27 April 2020 | UK NEWS
The Prime Minister has seemingly made a full recovery from his fight against coronavirus, making it back to the steps of Downing Street once again. After more than three weeks out from fighting the virus, Boris marked his return by calling upon the public to help maintain the lockdown.
In front of Number 10, he said the UK was “at maximum risk” at this point in the fight against the spread. He also stressed that people should “not lose patience with the lockdown”, claiming we are now beginning to turn the tide on the disease.
Importantly, he also stated that he did not plan on throwing away the public’s effort and sacrifice by ending the lockdown too soon, which signals further lockdown for a little while longer. He did not mention a timescale for when the restrictions would be lifted, saying: “We simply cannot spell out now how fast or slow, or even when those changes will be made, though. Clearly, the government will be saying much more about this in the coming days.”
Remaining conciliatory, he expressed understanding for the concerns of company owners who wished to reopen their businesses, but insisted that a second wave of the virus would lead to more deaths, “economic disaster” and restrictions being reintroduced. He said he would therefore be maintaining the status quo for now, adding: “I ask you to contain your impatience.”
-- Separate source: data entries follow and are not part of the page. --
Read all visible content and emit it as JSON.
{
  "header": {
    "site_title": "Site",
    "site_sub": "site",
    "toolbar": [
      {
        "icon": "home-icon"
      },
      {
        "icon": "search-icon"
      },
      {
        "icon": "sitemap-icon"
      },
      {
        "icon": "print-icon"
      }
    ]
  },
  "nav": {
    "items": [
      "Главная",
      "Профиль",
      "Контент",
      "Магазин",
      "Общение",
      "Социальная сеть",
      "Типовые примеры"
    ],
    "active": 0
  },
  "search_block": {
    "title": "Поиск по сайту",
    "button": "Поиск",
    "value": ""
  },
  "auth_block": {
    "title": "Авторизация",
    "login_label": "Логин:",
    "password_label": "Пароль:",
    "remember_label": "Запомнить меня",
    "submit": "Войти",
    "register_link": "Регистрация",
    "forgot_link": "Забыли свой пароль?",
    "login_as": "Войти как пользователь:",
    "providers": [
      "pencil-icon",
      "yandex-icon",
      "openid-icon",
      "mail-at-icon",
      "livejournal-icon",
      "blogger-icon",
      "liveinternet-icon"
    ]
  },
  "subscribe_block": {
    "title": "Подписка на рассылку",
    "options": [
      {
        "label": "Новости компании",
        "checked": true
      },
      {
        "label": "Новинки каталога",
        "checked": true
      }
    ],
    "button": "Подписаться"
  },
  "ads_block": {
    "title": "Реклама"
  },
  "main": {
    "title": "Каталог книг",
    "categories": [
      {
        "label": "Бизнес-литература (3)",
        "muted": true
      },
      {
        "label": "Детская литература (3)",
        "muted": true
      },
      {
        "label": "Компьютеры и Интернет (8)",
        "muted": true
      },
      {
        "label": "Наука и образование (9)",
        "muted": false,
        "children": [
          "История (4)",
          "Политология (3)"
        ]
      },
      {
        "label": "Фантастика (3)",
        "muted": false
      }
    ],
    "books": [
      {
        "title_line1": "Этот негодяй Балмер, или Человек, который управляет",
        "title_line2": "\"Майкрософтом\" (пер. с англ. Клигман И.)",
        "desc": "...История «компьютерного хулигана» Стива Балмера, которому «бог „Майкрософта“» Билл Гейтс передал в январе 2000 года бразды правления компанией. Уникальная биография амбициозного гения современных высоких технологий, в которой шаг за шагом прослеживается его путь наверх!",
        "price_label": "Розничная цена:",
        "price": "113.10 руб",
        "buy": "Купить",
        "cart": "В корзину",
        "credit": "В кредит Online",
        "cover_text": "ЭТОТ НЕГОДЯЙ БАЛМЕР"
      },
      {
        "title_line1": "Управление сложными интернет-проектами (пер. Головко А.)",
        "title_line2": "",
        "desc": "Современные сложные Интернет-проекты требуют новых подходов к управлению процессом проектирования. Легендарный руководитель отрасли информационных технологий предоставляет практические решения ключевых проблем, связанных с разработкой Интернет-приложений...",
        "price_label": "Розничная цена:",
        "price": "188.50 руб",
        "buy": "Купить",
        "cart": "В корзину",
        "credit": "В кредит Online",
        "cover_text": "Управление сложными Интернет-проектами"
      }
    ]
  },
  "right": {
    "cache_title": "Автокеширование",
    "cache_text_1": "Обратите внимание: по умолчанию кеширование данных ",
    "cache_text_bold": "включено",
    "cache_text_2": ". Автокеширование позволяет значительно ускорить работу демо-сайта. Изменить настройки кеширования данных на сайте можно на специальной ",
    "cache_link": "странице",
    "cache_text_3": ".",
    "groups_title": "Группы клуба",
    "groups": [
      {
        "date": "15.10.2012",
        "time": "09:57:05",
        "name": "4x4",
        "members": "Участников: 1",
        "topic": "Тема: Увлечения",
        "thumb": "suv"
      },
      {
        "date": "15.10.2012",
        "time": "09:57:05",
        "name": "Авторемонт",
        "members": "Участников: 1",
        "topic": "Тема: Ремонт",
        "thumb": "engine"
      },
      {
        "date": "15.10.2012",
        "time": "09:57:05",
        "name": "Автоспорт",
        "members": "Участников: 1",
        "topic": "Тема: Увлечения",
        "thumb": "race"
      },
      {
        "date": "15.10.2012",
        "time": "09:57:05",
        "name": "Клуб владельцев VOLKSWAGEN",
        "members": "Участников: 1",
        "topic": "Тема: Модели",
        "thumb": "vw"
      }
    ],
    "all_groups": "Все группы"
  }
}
Reassuring news was also announced when he said UK has “so far collectively shielded our NHS” and that there were “real signs now that we are passing through the peak” – including with fewer hospital admissions and fewer Covid-19 patients in intensive care, which is sure to be welcome news for the nation.
In typical Boris fashion, he added an unexpected parable to compare being attacked by the virus:
“If this virus were a physical assailant, an unexpected and invisible mugger – which I can tell you from personal experience, it is – then this is the moment when we have begun together to wrestle it to the floor. And so it follows that this is the moment of opportunity, this is the moment when we can press home our advantage, it is also the moment of maximum risk.
“I know there will be many people looking at our apparent success, and beginning to wonder whether now is the time to go easy on those social distancing measures. And I know how hard and how stressful it has been to give up, even temporarily, those ancient and basic freedoms – not seeing friends, not seeing loved ones, working from home, managing the kids, worrying about your job and your firm.”
He added: “I understand your impatience, I share your anxiety.”
We at Wolves are very pleased to see the Prime Minister healthy again and in good spirits!